Editor-in-Chief, Library of America, New York
Bosch Fellow in Public Policy - Class of Fall 2011
Geoffrey O’Brien is a poet, editor, book and film critic, translator, and a cultural historian. He has been a contributor to Artforum, Film Comment, New York Times, New York Times Book Review, Village Voice, New Republic, Bookforum, and the New York Review of Books. O’Brien has also has contributed essays and liner notes for The Criterion Collection and been included in numerous anthologies, served as editor of The Reader’s Catalog (1987–1991), and has published works in cultural criticism, poetry, and history.
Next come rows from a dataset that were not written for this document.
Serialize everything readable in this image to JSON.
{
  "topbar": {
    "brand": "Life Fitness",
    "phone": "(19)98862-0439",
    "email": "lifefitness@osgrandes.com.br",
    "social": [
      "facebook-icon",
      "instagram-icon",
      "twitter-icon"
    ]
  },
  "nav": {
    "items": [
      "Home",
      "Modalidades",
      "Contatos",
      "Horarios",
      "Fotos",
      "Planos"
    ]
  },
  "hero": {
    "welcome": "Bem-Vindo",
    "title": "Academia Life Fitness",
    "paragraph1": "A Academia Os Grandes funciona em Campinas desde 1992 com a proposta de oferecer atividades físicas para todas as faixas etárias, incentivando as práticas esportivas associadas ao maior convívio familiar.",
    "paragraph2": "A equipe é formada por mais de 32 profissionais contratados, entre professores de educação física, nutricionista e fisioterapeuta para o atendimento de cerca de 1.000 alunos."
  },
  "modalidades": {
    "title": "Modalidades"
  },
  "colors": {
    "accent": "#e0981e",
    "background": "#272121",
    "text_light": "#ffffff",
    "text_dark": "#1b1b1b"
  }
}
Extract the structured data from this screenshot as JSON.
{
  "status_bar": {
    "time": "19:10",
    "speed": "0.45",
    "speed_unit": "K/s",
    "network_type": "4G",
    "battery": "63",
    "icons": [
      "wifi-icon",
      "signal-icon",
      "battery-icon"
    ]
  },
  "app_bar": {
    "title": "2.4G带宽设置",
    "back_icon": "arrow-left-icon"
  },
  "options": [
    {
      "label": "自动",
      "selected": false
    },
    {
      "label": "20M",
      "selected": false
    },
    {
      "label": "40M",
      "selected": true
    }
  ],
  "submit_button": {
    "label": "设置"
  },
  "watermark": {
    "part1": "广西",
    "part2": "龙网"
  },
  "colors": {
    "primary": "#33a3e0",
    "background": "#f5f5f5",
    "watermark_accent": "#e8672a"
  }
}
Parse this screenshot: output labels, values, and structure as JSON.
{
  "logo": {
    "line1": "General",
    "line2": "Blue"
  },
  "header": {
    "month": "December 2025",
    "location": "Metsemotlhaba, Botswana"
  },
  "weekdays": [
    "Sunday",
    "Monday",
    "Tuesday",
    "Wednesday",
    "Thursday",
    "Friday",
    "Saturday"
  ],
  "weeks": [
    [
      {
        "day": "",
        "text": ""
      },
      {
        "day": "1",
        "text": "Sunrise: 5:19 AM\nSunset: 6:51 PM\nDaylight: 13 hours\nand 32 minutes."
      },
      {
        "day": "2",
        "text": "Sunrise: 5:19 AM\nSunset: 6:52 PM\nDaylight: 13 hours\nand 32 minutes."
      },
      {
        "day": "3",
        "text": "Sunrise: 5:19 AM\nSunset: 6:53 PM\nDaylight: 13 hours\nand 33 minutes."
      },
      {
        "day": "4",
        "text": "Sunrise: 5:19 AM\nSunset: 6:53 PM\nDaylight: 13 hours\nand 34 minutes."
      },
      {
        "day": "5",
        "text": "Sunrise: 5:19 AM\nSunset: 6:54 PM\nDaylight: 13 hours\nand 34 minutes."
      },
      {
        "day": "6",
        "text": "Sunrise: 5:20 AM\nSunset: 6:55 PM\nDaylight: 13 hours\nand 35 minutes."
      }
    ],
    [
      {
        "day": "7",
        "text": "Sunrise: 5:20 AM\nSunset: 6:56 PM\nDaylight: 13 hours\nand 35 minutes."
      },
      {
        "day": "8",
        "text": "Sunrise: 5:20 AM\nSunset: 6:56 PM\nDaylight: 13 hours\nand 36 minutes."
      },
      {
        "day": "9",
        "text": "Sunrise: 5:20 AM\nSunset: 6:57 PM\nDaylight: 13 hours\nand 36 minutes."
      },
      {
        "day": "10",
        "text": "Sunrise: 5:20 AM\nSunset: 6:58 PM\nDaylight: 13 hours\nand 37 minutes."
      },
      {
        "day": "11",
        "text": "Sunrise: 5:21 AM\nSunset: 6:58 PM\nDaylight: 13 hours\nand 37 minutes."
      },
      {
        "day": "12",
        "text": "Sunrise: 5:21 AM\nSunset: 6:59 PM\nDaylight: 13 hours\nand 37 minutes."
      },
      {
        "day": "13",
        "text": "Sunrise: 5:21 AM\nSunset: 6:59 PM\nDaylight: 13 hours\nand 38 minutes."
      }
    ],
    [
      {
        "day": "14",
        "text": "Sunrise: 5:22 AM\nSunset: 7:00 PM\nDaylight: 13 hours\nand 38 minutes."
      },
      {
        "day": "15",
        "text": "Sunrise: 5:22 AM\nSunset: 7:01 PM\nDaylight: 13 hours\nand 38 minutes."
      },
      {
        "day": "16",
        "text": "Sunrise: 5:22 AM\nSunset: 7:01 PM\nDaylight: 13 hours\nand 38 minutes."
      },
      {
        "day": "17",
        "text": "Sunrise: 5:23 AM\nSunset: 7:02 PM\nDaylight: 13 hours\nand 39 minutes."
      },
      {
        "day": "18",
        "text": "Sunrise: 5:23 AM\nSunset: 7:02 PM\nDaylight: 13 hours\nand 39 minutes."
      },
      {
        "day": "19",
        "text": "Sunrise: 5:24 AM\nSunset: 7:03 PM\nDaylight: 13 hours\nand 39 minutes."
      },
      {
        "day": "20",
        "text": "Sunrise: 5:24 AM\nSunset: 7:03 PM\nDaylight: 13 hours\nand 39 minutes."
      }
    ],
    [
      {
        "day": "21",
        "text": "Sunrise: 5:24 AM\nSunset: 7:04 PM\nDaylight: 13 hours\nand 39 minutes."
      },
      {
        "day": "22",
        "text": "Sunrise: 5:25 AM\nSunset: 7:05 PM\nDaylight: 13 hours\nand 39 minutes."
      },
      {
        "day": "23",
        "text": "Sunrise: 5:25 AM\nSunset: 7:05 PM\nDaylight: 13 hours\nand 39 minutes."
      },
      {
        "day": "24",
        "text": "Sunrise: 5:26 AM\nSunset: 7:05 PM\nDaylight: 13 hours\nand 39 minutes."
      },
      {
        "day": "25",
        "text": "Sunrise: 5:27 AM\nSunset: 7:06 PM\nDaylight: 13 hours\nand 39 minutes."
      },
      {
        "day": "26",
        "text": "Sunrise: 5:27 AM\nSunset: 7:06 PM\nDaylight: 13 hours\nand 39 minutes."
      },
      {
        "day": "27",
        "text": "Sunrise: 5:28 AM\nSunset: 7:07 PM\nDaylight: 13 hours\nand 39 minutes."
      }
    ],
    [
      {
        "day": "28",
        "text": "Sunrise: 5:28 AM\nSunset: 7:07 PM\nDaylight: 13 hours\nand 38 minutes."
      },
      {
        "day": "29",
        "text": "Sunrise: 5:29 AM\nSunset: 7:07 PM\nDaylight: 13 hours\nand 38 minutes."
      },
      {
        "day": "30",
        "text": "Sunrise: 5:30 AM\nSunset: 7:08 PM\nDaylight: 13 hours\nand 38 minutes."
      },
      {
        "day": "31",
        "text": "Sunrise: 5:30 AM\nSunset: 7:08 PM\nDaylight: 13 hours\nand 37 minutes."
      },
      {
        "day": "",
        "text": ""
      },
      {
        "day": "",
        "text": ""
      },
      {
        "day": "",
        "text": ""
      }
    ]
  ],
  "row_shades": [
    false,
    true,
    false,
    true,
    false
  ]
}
Among his most publications are The Fall of the House of Walworth: Madness and Murder in Gilded Age America (Henry Holt, 2010), Sonata for Jukebox: An Autobiography of My Ears (Counterpoint, 2005), The Browser’s Ecstasy (Counterpoint, 2003), Dream Time: Chapters from the Sixties (Counterpoint, 2002), The Times Square Story (W.W. Norton, 1998), Hardboiled America: Lurid Paperbacks And The Masters Of Noir (Da Capo Press, 1997), and The Phantom Empire (W. W. Norton, 1995). O’Brien was faculty member of the writing program at The New School, and was a member of the Selection Committee for The New York Film Festival in 2003. In 1992, he joined the staff of the Library of America as an executive editor and became editor-in-chief in 1998.